At the AWS Summit in San Francisco today, public cloud infrastructure provider Amazon Web Services (AWS) announced the launch of Redshift Spectrum, an extension of AWS’ Redshift managed data warehousing service that enables querying on data that sits inside of the longstanding AWS S3 storage service.
The introduction of Redshift Spectrum will make certain types of queries on data more economical, because Redshift, which includes computing and storage capabilities, is a more complex and costly service especially for number crunching on lots of data.
As an example, Amazon chief technology officer Werner Vogels provided an example query that would run on an exabyte of data with the Apache Hive open-source data querying software. It would take five years and 1,000 nodes — that is, it would be quite expensive. With Spectrum it would take 155 seconds and a few hundred dollars, Vogels said.
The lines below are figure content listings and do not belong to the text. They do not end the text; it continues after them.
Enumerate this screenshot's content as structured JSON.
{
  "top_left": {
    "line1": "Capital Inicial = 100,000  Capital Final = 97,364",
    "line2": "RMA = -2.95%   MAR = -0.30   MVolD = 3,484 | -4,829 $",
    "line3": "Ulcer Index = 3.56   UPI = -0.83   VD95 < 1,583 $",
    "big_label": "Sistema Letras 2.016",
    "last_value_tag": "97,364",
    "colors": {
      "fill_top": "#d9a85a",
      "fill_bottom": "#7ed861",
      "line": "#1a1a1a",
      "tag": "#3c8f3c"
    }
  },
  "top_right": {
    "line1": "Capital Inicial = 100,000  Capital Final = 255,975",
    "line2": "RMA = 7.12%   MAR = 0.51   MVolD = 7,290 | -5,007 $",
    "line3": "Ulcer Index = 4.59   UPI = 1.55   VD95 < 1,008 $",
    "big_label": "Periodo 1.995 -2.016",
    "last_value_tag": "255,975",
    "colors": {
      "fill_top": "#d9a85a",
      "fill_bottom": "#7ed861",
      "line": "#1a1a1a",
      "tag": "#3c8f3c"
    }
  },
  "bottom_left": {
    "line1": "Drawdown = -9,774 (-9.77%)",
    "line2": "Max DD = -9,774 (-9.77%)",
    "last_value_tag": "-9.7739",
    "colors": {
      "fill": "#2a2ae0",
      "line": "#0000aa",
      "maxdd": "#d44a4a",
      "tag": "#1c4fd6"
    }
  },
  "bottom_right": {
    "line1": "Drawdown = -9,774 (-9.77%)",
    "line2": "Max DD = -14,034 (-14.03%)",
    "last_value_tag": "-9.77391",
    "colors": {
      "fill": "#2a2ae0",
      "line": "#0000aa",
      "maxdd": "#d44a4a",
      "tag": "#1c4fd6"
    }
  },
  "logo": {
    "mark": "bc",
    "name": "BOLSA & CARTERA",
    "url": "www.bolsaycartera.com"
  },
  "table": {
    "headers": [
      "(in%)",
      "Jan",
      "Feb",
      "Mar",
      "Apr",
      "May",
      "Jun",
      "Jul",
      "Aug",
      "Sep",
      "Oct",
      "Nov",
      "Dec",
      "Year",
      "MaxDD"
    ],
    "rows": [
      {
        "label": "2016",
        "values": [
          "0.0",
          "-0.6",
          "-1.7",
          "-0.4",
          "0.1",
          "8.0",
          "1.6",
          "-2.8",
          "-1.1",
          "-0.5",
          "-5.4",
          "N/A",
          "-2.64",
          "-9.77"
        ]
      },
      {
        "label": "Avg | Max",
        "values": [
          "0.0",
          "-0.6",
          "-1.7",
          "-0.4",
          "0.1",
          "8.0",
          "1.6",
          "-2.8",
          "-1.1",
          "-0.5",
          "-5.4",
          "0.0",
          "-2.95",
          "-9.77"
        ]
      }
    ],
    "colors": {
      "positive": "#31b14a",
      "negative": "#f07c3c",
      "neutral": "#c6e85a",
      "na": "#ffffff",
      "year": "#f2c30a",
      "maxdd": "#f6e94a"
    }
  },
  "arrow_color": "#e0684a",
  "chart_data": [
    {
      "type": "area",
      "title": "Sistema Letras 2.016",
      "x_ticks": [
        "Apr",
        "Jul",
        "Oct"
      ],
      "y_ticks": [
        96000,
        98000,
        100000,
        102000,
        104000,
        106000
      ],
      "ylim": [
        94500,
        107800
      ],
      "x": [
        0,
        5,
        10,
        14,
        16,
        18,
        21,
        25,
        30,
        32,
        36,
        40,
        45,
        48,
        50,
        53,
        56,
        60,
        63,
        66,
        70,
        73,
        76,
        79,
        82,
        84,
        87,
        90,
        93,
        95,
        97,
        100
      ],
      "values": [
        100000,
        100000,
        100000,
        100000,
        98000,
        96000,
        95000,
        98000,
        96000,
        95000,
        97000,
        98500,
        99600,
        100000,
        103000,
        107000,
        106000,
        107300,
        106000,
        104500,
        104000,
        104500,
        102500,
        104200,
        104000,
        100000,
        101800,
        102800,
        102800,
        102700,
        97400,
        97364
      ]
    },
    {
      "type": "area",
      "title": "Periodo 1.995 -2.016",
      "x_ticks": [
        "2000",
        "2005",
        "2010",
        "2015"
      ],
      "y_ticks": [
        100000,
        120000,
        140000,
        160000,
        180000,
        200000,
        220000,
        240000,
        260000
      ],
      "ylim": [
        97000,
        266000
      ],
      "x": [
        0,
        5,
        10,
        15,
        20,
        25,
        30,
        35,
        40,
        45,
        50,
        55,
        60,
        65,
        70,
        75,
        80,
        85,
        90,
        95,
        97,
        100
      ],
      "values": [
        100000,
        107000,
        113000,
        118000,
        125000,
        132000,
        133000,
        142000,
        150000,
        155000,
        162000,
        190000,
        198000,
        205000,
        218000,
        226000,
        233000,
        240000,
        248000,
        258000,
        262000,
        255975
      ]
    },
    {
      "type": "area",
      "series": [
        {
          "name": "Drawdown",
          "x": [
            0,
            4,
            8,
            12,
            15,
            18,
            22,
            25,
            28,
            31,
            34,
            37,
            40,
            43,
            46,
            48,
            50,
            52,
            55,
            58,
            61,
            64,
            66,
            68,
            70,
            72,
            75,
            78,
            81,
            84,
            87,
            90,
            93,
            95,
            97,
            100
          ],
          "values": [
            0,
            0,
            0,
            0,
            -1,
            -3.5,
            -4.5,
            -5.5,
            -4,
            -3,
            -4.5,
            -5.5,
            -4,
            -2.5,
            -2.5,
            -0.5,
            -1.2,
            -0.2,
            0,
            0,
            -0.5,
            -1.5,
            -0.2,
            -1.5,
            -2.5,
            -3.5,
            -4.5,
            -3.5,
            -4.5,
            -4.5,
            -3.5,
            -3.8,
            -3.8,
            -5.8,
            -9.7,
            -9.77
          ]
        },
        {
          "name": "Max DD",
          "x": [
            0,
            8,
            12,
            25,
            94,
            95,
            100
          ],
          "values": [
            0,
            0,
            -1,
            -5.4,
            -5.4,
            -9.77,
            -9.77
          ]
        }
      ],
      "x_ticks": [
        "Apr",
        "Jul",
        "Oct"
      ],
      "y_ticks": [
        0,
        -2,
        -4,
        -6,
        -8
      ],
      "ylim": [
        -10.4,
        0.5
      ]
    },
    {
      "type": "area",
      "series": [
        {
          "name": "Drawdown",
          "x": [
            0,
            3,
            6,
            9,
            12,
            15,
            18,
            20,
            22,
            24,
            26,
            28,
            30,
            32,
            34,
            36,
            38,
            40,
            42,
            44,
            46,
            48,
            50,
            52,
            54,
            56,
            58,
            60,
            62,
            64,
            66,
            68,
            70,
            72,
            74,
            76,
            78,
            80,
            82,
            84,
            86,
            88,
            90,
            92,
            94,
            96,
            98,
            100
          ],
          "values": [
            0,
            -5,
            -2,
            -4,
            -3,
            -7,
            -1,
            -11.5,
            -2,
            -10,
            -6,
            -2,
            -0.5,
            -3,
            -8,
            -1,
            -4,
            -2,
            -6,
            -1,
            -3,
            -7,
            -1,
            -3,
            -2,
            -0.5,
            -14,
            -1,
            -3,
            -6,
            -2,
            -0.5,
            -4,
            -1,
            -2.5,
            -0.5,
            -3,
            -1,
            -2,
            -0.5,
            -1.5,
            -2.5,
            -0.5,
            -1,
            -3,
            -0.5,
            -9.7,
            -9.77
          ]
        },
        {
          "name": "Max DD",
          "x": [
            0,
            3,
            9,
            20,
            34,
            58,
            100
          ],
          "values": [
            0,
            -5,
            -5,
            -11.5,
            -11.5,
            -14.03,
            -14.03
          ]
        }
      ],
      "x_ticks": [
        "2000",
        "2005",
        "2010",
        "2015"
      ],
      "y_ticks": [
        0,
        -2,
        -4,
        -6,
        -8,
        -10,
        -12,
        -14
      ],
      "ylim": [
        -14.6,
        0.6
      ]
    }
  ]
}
“When you issue a query, Redshift rips it apart and generates a query plan that minimizes the amount of S3 data that will be read, taking advantage of both column-oriented formats and data that is partitioned by date or another key,” AWS chief evangelist Jeff Barr wrote in a blog post. “Then Redshift requests Spectrum workers from a large, shared pool and directs them to project, filter, and aggregate the S3 data. The final processing is performed within the Redshift cluster and the results are returned to you.”
Already Docomo, Time, Edmunds, Redfin, and Yelp are using AWS Redshift Spectrum, he said.
Competitors include startup Snowflake’s cloud data warehouse. Microsoft Azure and IBM’s public cloud also offer data warehousing services.
AWS introduced Amazon Redshift in 2012. S3 itself dates to 2006.